16.3833 · Interpellation · 2016-09-29
Département de l'économie, de la formation et de la recherche
Liquidé
Wortlaut
En 2011, le DFI, le DFE et la CDIP ont déclaré conjointement que l'éducation à la citoyenneté requérait une collaboration de la Confédération et des cantons pour l'ensemble du système de formation. En 2014, gfs Bern a indiqué, dans son étude "Bausteine zur Stärkung des Schweizer Politsystems", qu'une grande majorité de la population était en faveur d'un renforcement de l'éducation à la citoyenneté dès la septième année scolaire. Dans les plans d'études romand (PER), tessinois (Piano di Studio) et suisse alémanique (Lehrplan 21), l'éducation à la citoyenneté est certes présente. Mais les auteurs du rapport d'experts de l'Université de Berne relatif à l'éducation à la citoyenneté au niveau secondaire II, qui a été présenté par le Conseil fédéral en été 2016, parviennent à la conclusion que la question de l'éducation à la citoyenneté est régulièrement discutée au niveau parlementaire, mais que la volonté politique est limitée dès qu'il s'agit de revaloriser concrètement la discipline. Contrairement à ce qui est le cas par exemple dans le domaine comparable de l'informatique, il n'existe aucune stratégie ni mesure nationales destinées à valoriser la place de l'éducation à la citoyenneté dans la pratique. Cela vaut également pour le niveau secondaire I.
Des initiatives privées peuvent compléter de manière judicieuse les programmes scolaires en vue d'atteindre les objectifs fixés dans le Lehrplan 21. Mais elles ne peuvent être réalisées que si elles disposent d'une assise financière suffisante.
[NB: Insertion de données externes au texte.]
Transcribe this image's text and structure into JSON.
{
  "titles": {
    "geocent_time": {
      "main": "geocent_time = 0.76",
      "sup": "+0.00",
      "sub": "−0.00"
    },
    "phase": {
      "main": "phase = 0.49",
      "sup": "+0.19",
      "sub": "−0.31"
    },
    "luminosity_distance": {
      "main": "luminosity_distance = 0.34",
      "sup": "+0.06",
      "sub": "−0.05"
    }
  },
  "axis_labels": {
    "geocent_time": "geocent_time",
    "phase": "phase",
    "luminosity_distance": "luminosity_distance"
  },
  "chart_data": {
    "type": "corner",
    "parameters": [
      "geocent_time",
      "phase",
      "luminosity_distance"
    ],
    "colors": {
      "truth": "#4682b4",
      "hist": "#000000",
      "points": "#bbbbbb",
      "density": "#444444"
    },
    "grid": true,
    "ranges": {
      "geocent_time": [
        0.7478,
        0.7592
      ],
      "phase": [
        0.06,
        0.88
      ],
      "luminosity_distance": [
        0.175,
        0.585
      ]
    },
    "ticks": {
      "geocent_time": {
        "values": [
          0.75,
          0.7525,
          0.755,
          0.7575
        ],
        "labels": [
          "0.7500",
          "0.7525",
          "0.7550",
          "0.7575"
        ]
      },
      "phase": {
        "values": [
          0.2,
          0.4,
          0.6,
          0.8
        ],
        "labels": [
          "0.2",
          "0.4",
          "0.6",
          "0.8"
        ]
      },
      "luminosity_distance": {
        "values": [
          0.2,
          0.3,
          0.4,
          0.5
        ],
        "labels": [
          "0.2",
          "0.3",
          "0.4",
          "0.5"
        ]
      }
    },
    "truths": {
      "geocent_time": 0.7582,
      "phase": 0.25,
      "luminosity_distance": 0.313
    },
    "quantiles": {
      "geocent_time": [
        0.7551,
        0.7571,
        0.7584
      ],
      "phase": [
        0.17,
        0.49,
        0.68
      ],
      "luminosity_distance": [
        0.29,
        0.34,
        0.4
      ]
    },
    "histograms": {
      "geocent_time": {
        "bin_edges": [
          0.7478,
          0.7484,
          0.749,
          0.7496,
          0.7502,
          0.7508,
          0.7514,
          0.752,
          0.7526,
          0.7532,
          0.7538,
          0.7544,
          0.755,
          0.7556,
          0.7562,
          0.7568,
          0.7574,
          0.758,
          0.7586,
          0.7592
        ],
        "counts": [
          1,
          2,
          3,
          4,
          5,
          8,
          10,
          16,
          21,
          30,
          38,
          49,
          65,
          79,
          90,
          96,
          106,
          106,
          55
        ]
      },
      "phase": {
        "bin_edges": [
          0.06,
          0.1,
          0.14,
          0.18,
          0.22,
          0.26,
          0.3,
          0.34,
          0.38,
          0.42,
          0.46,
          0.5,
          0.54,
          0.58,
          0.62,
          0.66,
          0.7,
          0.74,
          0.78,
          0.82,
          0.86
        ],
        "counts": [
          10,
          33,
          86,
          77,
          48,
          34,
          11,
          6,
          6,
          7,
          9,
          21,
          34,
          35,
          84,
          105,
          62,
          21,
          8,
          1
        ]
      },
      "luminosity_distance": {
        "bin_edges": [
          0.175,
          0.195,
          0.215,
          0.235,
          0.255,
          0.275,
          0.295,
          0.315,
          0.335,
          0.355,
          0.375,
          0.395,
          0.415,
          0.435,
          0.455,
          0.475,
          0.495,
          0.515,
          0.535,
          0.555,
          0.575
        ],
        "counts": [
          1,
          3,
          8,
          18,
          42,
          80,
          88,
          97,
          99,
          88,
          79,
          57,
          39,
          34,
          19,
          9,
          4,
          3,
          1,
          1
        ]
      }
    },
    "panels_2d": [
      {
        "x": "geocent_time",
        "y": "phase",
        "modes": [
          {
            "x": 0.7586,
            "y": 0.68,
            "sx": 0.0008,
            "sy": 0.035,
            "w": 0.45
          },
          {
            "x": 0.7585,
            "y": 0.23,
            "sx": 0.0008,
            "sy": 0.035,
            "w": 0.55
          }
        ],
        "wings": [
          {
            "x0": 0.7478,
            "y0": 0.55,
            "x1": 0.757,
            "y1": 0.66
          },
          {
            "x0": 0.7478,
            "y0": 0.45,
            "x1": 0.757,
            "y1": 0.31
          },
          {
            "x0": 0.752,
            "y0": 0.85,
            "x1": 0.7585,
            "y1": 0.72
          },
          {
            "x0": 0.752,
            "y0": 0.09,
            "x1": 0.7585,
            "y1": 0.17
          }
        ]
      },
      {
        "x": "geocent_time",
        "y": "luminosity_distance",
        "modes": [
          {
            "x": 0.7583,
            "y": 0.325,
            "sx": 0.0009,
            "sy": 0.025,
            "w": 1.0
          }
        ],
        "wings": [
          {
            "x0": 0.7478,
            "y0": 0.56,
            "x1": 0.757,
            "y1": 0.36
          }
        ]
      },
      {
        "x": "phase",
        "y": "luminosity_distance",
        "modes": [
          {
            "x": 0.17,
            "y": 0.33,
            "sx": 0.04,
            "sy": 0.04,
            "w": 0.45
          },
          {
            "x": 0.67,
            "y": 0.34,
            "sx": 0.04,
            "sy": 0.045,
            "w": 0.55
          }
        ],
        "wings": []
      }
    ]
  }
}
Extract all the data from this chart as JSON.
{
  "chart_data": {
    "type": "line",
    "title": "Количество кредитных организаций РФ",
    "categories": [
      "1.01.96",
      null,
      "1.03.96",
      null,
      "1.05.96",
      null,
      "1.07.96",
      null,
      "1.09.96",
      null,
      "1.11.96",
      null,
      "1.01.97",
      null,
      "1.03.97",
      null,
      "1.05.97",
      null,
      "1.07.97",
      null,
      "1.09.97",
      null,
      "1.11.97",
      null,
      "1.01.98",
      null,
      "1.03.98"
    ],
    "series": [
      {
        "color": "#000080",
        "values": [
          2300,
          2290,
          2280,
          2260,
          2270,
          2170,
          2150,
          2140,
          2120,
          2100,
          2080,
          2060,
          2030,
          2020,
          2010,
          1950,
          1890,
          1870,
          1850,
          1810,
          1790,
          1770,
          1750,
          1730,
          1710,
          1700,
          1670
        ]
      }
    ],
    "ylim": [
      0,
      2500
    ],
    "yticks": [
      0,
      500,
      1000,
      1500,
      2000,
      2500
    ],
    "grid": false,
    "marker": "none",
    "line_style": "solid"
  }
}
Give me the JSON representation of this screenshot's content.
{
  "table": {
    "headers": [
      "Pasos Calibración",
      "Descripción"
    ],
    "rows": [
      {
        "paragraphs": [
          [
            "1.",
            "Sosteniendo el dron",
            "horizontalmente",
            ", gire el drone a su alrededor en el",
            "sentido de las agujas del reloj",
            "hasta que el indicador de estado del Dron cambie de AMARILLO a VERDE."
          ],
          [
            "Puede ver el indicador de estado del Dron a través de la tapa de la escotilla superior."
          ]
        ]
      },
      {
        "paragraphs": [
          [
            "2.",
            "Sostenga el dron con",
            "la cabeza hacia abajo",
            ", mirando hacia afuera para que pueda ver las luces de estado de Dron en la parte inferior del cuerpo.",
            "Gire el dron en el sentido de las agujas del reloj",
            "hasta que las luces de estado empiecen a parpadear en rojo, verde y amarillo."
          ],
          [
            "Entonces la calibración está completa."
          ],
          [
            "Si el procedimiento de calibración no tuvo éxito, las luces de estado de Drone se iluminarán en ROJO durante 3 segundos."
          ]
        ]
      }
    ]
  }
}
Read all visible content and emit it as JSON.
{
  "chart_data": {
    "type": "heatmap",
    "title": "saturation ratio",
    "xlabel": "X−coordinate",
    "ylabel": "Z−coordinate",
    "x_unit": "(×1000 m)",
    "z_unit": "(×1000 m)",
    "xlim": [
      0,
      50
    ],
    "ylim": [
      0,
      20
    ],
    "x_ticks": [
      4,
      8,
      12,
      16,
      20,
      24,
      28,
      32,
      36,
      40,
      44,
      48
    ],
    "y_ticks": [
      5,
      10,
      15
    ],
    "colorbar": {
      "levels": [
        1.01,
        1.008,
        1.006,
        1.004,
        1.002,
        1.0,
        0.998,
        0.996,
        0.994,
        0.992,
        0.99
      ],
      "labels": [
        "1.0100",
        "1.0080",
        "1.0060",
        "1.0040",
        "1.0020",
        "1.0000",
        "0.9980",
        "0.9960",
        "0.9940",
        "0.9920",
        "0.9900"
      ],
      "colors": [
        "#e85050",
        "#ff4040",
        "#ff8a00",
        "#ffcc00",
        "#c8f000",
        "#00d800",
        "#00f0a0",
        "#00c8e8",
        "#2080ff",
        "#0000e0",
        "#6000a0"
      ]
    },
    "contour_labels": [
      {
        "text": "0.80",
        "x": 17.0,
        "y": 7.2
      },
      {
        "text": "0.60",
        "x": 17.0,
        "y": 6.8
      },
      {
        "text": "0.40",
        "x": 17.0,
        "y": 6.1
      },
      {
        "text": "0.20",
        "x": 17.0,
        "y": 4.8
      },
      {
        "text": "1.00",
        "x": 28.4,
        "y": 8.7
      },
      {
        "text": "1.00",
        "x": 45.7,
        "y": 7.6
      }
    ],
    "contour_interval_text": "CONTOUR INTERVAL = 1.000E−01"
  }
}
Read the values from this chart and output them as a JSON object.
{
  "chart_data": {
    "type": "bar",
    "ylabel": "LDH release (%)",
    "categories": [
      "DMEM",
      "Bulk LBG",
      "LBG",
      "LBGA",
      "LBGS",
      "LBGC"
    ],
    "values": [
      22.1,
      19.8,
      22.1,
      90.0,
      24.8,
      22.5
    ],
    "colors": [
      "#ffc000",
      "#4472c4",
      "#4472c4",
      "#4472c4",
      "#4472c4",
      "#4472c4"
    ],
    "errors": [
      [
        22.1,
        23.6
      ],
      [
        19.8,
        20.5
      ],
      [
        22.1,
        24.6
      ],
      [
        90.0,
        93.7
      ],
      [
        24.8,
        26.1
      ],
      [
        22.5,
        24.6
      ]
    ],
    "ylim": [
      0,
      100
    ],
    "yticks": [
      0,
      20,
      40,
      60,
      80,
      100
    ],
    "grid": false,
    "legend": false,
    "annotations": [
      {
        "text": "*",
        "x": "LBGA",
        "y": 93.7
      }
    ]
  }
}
Il est fréquent que des fondations privées participent au financement initial d'un projet, mais dès que la phase pilote et la phase de mise en place du projet sont achevées, elles se retirent du projet (comme ce fut le cas pour le projet "Écoles à Berne"). Des projets prometteurs risquent ainsi d'être abandonnés avant terme.
C'est pourquoi je pose au Conseil fédéral les questions suivantes :
1. Partage-t-il l'avis selon lequel les cours d'éducation à la citoyenneté sont également d'une grande importance au niveau secondaire I ?
2. Est-il prêt, le cas échéant, à procéder à une évaluation pour le niveau secondaire I également, en collaboration avec les cantons et la CDIP ?
3. À quelles conditions des projets privés qui contribuent à ce que les objectifs définis dans les plans d'études soient atteints peuvent-ils bénéficier d'un soutien de la Confédération, surtout lorsqu'ils sont déployés à l'échelle nationale et qu'ils contribuent à la compréhension entre les communautés linguistiques et à la cohésion nationale ?
4. Sur quelle base (légale) devrait se fonder un tel engagement de la Confédération ?
5. Le Conseil fédéral serait-il prêt à créer la base légale nécessaire ?
Stellungnahme des Bundesrates
1. Comme il l'avait déjà mentionné dans son avis relatif à la motion 14.3766, le Conseil fédéral attache une grande importance à la participation des jeunes à la vie politique. C'est pourquoi la Confédération s'engage, dans le cadre de ses compétences constitutionnelles, dans des projets encourageant la participation politique. On peut citer comme exemples le soutien de la Session fédérale des jeunes, celui d'"easyvote" ou le contrat de prestations conclu avec la Fédération suisse des parlements des jeunes. La Confédération publie en outre la brochure "La Confédération en bref". Cette brochure, qui propose des informations sur la politique, l'administration et la justice suisses, est intégrée dans les cours de nombreux enseignants.
L'éducation à la citoyenneté au niveau secondaire I constitue la base de ce même enseignement au niveau secondaire II. Etant importante aux deux niveaux, l'éducation à la citoyenneté est inscrite dans les plans d'études de chacun d'eux.
2. La conception et la mise en oeuvre de l'enseignement au niveau secondaire I relève intégralement de la compétence des cantons. La Confédération n'a pas la compétence de procéder à une évaluation à ce niveau. Elle est néanmoins prête à aborder cette question dans le cadre de la coopération entre la Confédération (Département fédéral de l'économie, de la formation et de la recherche, DEFR) et les cantons (Conférence suisse des directeurs cantonaux de l'instruction publique, CDIP). Dans le domaine de l'éducation à la citoyenneté, la coopération entre le DEFR et la CDIP s'est déjà manifestée dans la Déclaration de 2011 sur les objectifs politiques communs concernant l'espace suisse de la formation, avant d'être confirmée en 2015.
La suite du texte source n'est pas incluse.